Yesterday’s trip down memory lane with the Gopher protocol got me thinking about all the other protocols I used to use, and those that I continue to use on a regular basis. There’s little doubt that hypertext transfer protocol (HTTP) is one of the most widely used protocols on the Internet today. But there are a host of other protocols used every day! Let’s look at a few of my current favorites, and some that have gone the way of the Dodo bird.
Before I get started, I think we should break out protocols that one uses intentionally, and those ancillary protocols that get used in the normal execution of your other protocols. For example, every time I visit a web page I intentionally use the HTTP protocol. But unless I’m manually keying in IP addresses, there’s an awful lot of DNS traffic taking place, too. I don’t intentionally use the DNS protocol: it happens behind the scenes as I’m using my web browser. So with that out of the way, here are the protocols I intentionally choose to use on a regular basis:
No surprise here. I write for CrunchGear, so I use HTTP (TCP port 80) to access the WordPress back-end to compose stories. I visit product web pages. I watch videos at YouTube and Hulu. I compose email at GMail. HTTP is the king of protocols.
As a systems administrator, I use the Secure Shell protocol (TCP port 22) daily to access the variety of Linux systems I maintain. Whether for my day job, or my personal web server, I’d be dead in the water without SSH. I also use SSH as a SOCKS proxy so that I can access a variety of resources using my home IP address. This is particularly useful when I’m using an untrusted wireless network: the link from my laptop to my proxy server is encrypted, shielding my traffic from anyone snooping that wireless network.
I use Internet Relay Chat to communicate and collaborate on a number of projects. It’s also a terrific way to get ad hoc support on open source programs that I use. I’m usually idling in one or two channels. I prefer IRC over IM, usually, but can’t really give a good explanation as to why.
As a Linux user, I use the X Window protocol all the time. Sometimes it’s to display applications running on my local machine; and sometimes it’s to display applications running from one of the server I maintain.
Some of the lesser used, but still important, protocols I use include
- DNS: as mentioned above, the Domain Name System is a supporting protocol that makes our use of the Internet vastly easier. It’s really the backbone of the modern Internet, if you think about it. It uses TCP and UDP ports 53.
- SMTP: like DNS, Simple Mail Transport Protocol is one of those things that keeps the Internet alive without being in-your-face all the time. Every time you send an email — whether you use Thunderbird, or Outlook, or GMail, or Hotmail — the messages travel back and forth using SMTP. It uses TCP port 25.
- ICMP: the Internet Control Message Protocol is one of those protocols people use without even thinking about it. Every time you ping a host to see if your Internet connection is working, you’re using ICMP.
- BitTorrent: I don’t use it too much, but I know a lot of people who do. BitTorrent easily accounts for a large percentage of daily Internet traffic today.
- FTP: the File Transfer Protocol is still heavily used today. Downloading drivers and patches is the dominant use, but it’s still a handy tool for getting any kind of file transferred.

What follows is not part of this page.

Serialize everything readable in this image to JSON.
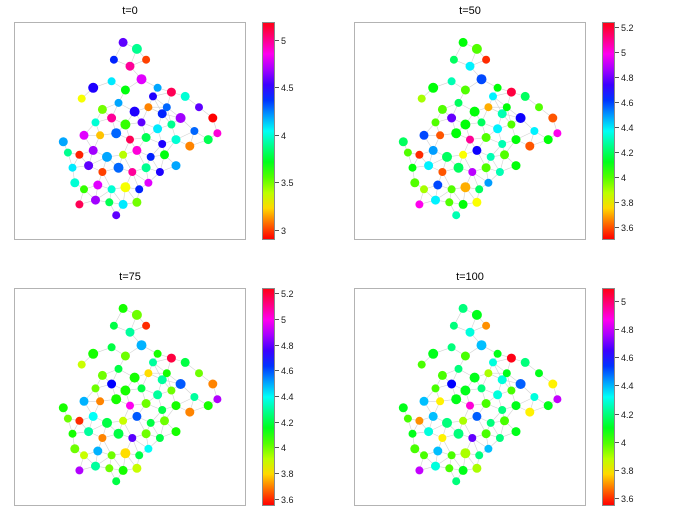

- Telnet is something I still use when I must, though I try hard to avoid it since it has basically no security at all. I use telnet to manage some Ethernet switches at my day job.
- NNTP, the Network News Transfer Protocol, is used for accessing Usenet. I’ve never dipped my toes into the dark waters of Usenet, though John and Nicholas have. I envy their bravery.
But these are all modern — or at least currently utilized — protocols. What about the stuff from yesteryear? As I mentioned in my Gopher post yesterday, I started using the Internet by way of a SLIP, and later PPP, connection. Prior to accessing the Internet, I was using Bulletin Board Systems, which had their own suite of protocols:
- ZMODEM was the very first piece of software I ever bought. I paid for a license for the shareware file transfer protocol so that I could download files from the various BBSes faster.
- Before ZMODEM, I was using XMODEM to download files. Surprisingly, I still occasionally use XMODEM to transfer switch firmware to an Ethernet switch I manage!
- A dabbled with BiModem for a bit, in order to streamline the simultaneous sending and receiving of files.
- FidoNet is one of those supporting protocols from which I benefited, but never really used directly. It allowed the BBSes I used to communicate with other BBSes, thereby increasing the number of people with whom I could connect. I spent most of my time on systems running WWIV, which had it’s own protocol for inter-board communication called WWIVnet.
So how about you? What protocols do you use regularly? Which protocols from days of yore do you miss?